I remember a visit to the Dead Sea with my friend Ahmad. Anxious to start our day we stopped at the first beach we came to, one controlled by Israel. There was a paid entrance and an attendant who told us we could not enter while he clocked my friend as Palestinian. I wanted to leave (a kind of boycott, I suppose), but Ahmad persisted and insisted on his right to go to the beach. It was a weekday morning, practically no visitors there, so the attendant relented and let us in. I still have photos of Ahmad covered in Dead Sea mud, grinning, having the time of his life. Ahmad lived in Balata refugee camp, his grandparents had lived in caves near Nablus after fleeing their homes in ’48 Palestine while the camp was being built. Decades later, he made his first visit to the Dead Sea but only after demanding his personhood. I wondered what that cost him?

One day when Palestinians are liberated – and that day will come – when birthrights are at last claimed, when beaches are freely enjoyed, when potentials are realized, when lives flourish and not just endure, how will we account for the toll of these decades?

Once visiting my surgeon friend Dr. M. in Gaza, I asked him how things were going for him and his family. He did not tell me of the bombs and missiles, the destruction all around. He told me of the electricity shortages that made his kids miss their cartoons, the clothes left soaking in the washing machine, and the family rancor and discord that results. It’s not enough to have bombs dropped on us, we can’t have cartoons or clean clothes, either?

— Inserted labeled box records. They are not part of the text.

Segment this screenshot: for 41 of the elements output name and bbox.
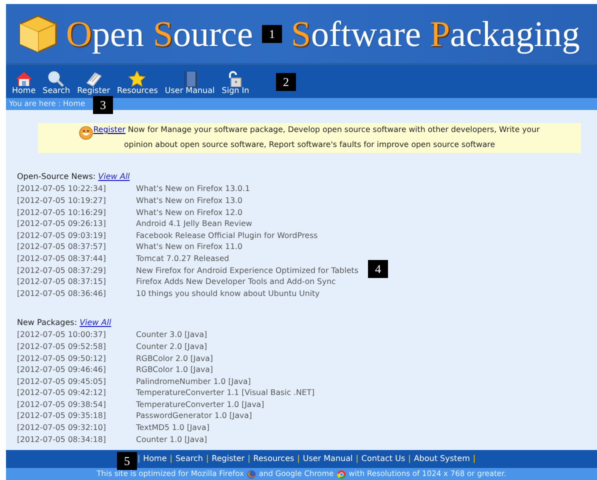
separator: |	[356, 453, 358, 465]
notebook-icon	[84, 71, 103, 88]
footer-link[interactable]: About System	[414, 453, 470, 465]
star-icon	[128, 71, 146, 88]
padlock-icon	[226, 71, 244, 88]
footer-link[interactable]: Contact Us	[361, 453, 406, 465]
nav-item[interactable]: Sign In	[222, 71, 250, 96]
separator: |	[137, 453, 140, 465]
nav-item[interactable]: Search	[42, 71, 70, 96]
section-heading: Open-Source News:	[17, 172, 96, 182]
home-icon	[14, 71, 33, 88]
section-heading: New Packages:	[17, 318, 78, 328]
callout-marker: 1	[262, 24, 282, 42]
title-word: Source	[152, 16, 253, 52]
smiley-icon	[79, 126, 94, 140]
title-word: Packaging	[430, 16, 580, 52]
footer-link[interactable]: Home	[143, 453, 167, 465]
search-icon	[47, 71, 66, 88]
nav-item[interactable]: Resources	[117, 71, 158, 96]
footer-link[interactable]: Register	[212, 453, 245, 465]
footer-link[interactable]: Search	[175, 453, 203, 465]
separator: |	[206, 453, 209, 465]
separator: |	[472, 453, 476, 465]
nav-item[interactable]: Home	[12, 71, 36, 96]
separator: |	[408, 453, 411, 465]
separator: |	[248, 453, 250, 465]
separator: |	[170, 453, 172, 465]
chrome-icon	[336, 470, 346, 478]
separator: |	[297, 453, 300, 465]
callout-marker: 4	[368, 260, 388, 278]
nav-item[interactable]: Register	[77, 71, 110, 96]
nav-item[interactable]: User Manual	[164, 71, 215, 96]
footer-link[interactable]: User Manual	[302, 453, 353, 465]
title-word: Software	[290, 16, 421, 52]
title-word: Open	[66, 16, 144, 52]
view-all-link[interactable]: View All	[80, 318, 112, 328]
callout-marker: 2	[276, 73, 296, 91]
view-all-link[interactable]: View All	[98, 172, 130, 182]
callout-marker: 3	[93, 96, 113, 114]
callout-marker: 5	[117, 452, 137, 470]
footer-link[interactable]: Resources	[253, 453, 294, 465]
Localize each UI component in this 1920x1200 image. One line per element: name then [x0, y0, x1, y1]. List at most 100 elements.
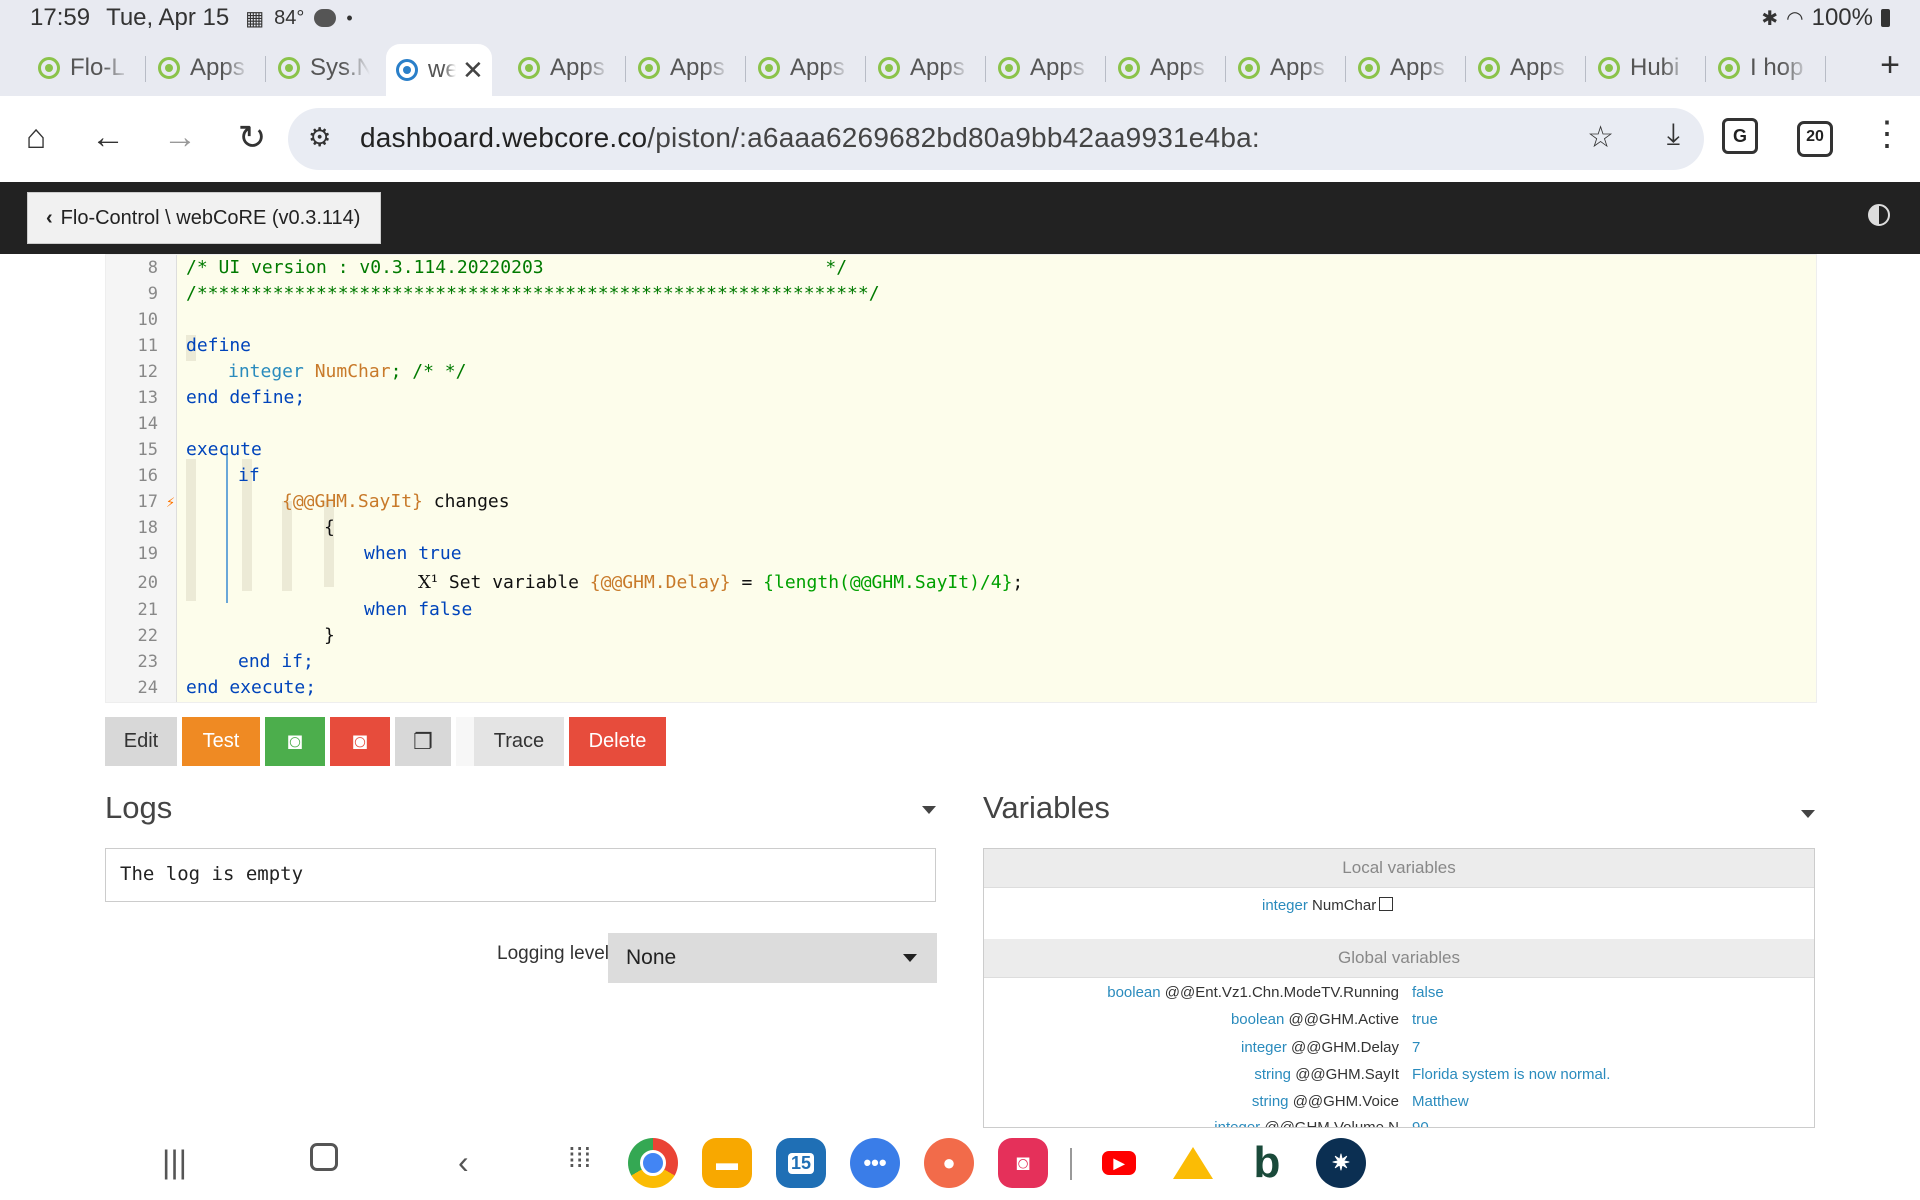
browser-tab-active[interactable]: we ✕	[386, 44, 492, 96]
variable-value: 90	[1412, 1119, 1429, 1128]
tab-count-button[interactable]: 20	[1797, 121, 1833, 157]
camera-app-icon[interactable]: ◙	[998, 1138, 1048, 1188]
address-bar[interactable]: ⚙ dashboard.webcore.co/piston/:a6aaa6269…	[288, 108, 1704, 170]
close-tab-icon[interactable]: ✕	[462, 55, 484, 86]
photos-app-icon[interactable]: ✷	[1316, 1138, 1366, 1188]
site-settings-icon[interactable]: ⚙	[308, 122, 331, 153]
code-keyword[interactable]: execute	[186, 437, 262, 463]
navigation-bar: ||| ‹ ⁞⁞⁞ ▬ 15 ••• ● ◙ ▶ b ✷	[0, 1128, 1920, 1200]
duplicate-copy-icon[interactable]: ❐	[395, 717, 451, 766]
code-type: integer	[228, 361, 304, 382]
variable-declaration[interactable]: integer NumChar; /* */	[228, 359, 466, 385]
backup-camera-icon[interactable]: ◙	[330, 717, 390, 766]
home-icon[interactable]: ⌂	[14, 118, 58, 157]
tab-favicon-icon	[758, 57, 780, 79]
logging-level-select[interactable]: None	[608, 933, 937, 983]
test-button[interactable]: Test	[182, 717, 260, 766]
browser-tab[interactable]: Apps	[628, 44, 746, 92]
tab-favicon-icon	[1358, 57, 1380, 79]
tab-favicon-icon	[878, 57, 900, 79]
app-drawer-icon[interactable]: ⁞⁞⁞	[568, 1142, 591, 1174]
browser-tab[interactable]: Apps	[1348, 44, 1466, 92]
logging-level-value: None	[626, 946, 677, 969]
tab-label: Apps	[1270, 54, 1325, 81]
when-false-block[interactable]: when false	[364, 597, 472, 623]
variable-name: @@Ent.Vz1.Chn.ModeTV.Running	[1164, 984, 1399, 1001]
browser-tab[interactable]: Flo-L	[28, 44, 146, 92]
code-keyword[interactable]: define	[186, 333, 251, 359]
code-variable: {@@GHM.Delay}	[589, 572, 731, 593]
calendar-app-icon[interactable]: 15	[776, 1138, 826, 1188]
url-text[interactable]: dashboard.webcore.co/piston/:a6aaa626968…	[360, 122, 1260, 154]
code-variable-name: NumChar	[314, 361, 391, 382]
translate-icon[interactable]: G	[1722, 118, 1758, 154]
condition[interactable]: {@@GHM.SayIt} changes	[282, 489, 510, 515]
browser-tab[interactable]: Apps	[1468, 44, 1586, 92]
variable-row: integer @@GHM.Volume.N 90	[984, 1115, 1814, 1128]
variable-value: Matthew	[1412, 1093, 1469, 1110]
trace-button[interactable]: Trace	[456, 717, 564, 766]
variable-row: boolean @@GHM.Active true	[984, 1007, 1814, 1033]
url-path: /piston/:a6aaa6269682bd80a9bb42aa9931e4b…	[647, 122, 1260, 153]
variable-name: @@GHM.SayIt	[1295, 1066, 1399, 1083]
code-brace: {	[324, 517, 335, 538]
back-arrow-icon[interactable]: ←	[86, 118, 130, 157]
edit-button[interactable]: Edit	[105, 717, 177, 766]
tab-label: Hubi	[1630, 54, 1680, 81]
variables-collapse-caret-icon[interactable]	[1801, 810, 1815, 818]
contacts-app-icon[interactable]: ●	[924, 1138, 974, 1188]
code-keyword: false	[418, 599, 473, 620]
line-number: 19	[137, 544, 158, 564]
browser-tab[interactable]: I hop	[1708, 44, 1826, 92]
contrast-toggle-icon[interactable]	[1868, 204, 1890, 226]
tab-favicon-icon	[158, 57, 180, 79]
recent-apps-icon[interactable]: |||	[162, 1144, 187, 1181]
reload-icon[interactable]: ↻	[230, 118, 274, 158]
date: Tue, Apr 15	[106, 4, 230, 31]
tab-label: Apps	[1390, 54, 1445, 81]
temperature: 84°	[274, 6, 305, 29]
browser-tab[interactable]: Hubi	[1588, 44, 1706, 92]
tab-label: Apps	[670, 54, 725, 81]
browser-tab[interactable]: Apps	[868, 44, 986, 92]
browser-tab[interactable]: Apps	[508, 44, 626, 92]
forward-arrow-icon[interactable]: →	[158, 118, 202, 157]
messages-app-icon[interactable]: •••	[850, 1138, 900, 1188]
snapshot-camera-icon[interactable]: ◙	[265, 717, 325, 766]
new-tab-plus-icon[interactable]: +	[1880, 46, 1900, 85]
line-number: 11	[137, 336, 158, 356]
browser-tab[interactable]: Apps	[988, 44, 1106, 92]
battery-icon	[1881, 9, 1890, 27]
when-true-block[interactable]: when true	[364, 541, 462, 567]
back-nav-icon[interactable]: ‹	[458, 1144, 469, 1181]
back-to-dashboard-button[interactable]: ‹ Flo-Control \ webCoRE (v0.3.114)	[27, 192, 382, 244]
line-number: 18	[137, 518, 158, 538]
youtube-app-icon[interactable]: ▶	[1094, 1138, 1144, 1188]
more-menu-icon[interactable]: ⋮	[1870, 114, 1904, 154]
b-app-icon[interactable]: b	[1242, 1138, 1292, 1188]
browser-toolbar: ⌂ ← → ↻ ⚙ dashboard.webcore.co/piston/:a…	[0, 96, 1920, 182]
code-keyword[interactable]: if	[238, 463, 260, 489]
browser-tab[interactable]: Apps	[1108, 44, 1226, 92]
browser-tab[interactable]: Sys.N	[268, 44, 386, 92]
task-icon: X¹	[418, 572, 439, 593]
bookmark-star-icon[interactable]: ☆	[1587, 120, 1614, 155]
variable-row: integer NumChar	[984, 893, 1814, 919]
variable-row: string @@GHM.SayIt Florida system is now…	[984, 1062, 1814, 1088]
drive-app-icon[interactable]	[1168, 1138, 1218, 1188]
download-icon[interactable]: ⤓	[1667, 118, 1680, 152]
edit-variable-icon[interactable]	[1379, 897, 1394, 911]
set-variable-task[interactable]: X¹ Set variable {@@GHM.Delay} = {length(…	[418, 567, 1023, 599]
tab-favicon-icon	[1118, 57, 1140, 79]
logs-collapse-caret-icon[interactable]	[922, 806, 936, 814]
delete-button[interactable]: Delete	[569, 717, 666, 766]
browser-tab[interactable]: Apps	[148, 44, 266, 92]
chrome-app-icon[interactable]	[628, 1138, 678, 1188]
browser-tab[interactable]: Apps	[748, 44, 866, 92]
files-app-icon[interactable]: ▬	[702, 1138, 752, 1188]
global-variables-header: Global variables	[984, 939, 1814, 978]
calendar-icon: ▦	[245, 7, 265, 30]
home-button-icon[interactable]	[310, 1142, 338, 1179]
browser-tab[interactable]: Apps	[1228, 44, 1346, 92]
tab-favicon-icon	[518, 57, 540, 79]
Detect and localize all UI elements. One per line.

This is not death by 1000 cuts. These wounds are bloodless, invisible. But like pieces of shrapnel lodged in the chest, they will eventually find their way to pierce the heart. I frequently traveled from Ramallah to Zebabdeh, usually in my friend Saliba’s cab. In the morning as we started out there was always a big smile and “Sabah al kher! Shu akhbarak? Kullshi tamam?” By the end of the day, after hours at checkpoints, searches of car and person, and the insolence of soldiers, Saliba was quiet, angry – aged immeasurably within a single day. 

One day when Palestinians are liberated – and that day will come – when birthrights are at last claimed, when beaches are freely enjoyed, when potentials are realized, when lives flourish and not just endure, how will we account for the toll of these decades? Yes, we will know the numbers of dead and injured, the number of homes destroyed, and hectares of land stolen. But how will we calculate and honor the misery of despair, the emptiness of careers lost because of forbidden opportunities, the sadness of unrealized dreams, the ruin of relationships? How will we know who died of wounds?

Hamza died several years after we stood on that hilltop. He was chased by border police in Turkey, lost his way in the dark and fell off a cliff. Near the Mediterranean where he hoped to find a way to Europe, his wounds had caught up with him. Ahmad is in Canada now with some liberties he’s never known before, but he hasn’t seen his family in nine years, and lives in a world of a foreign language and a culture that is not his. Dr. M. is still locked in Gaza, still hoping for power, and still binding up wounds.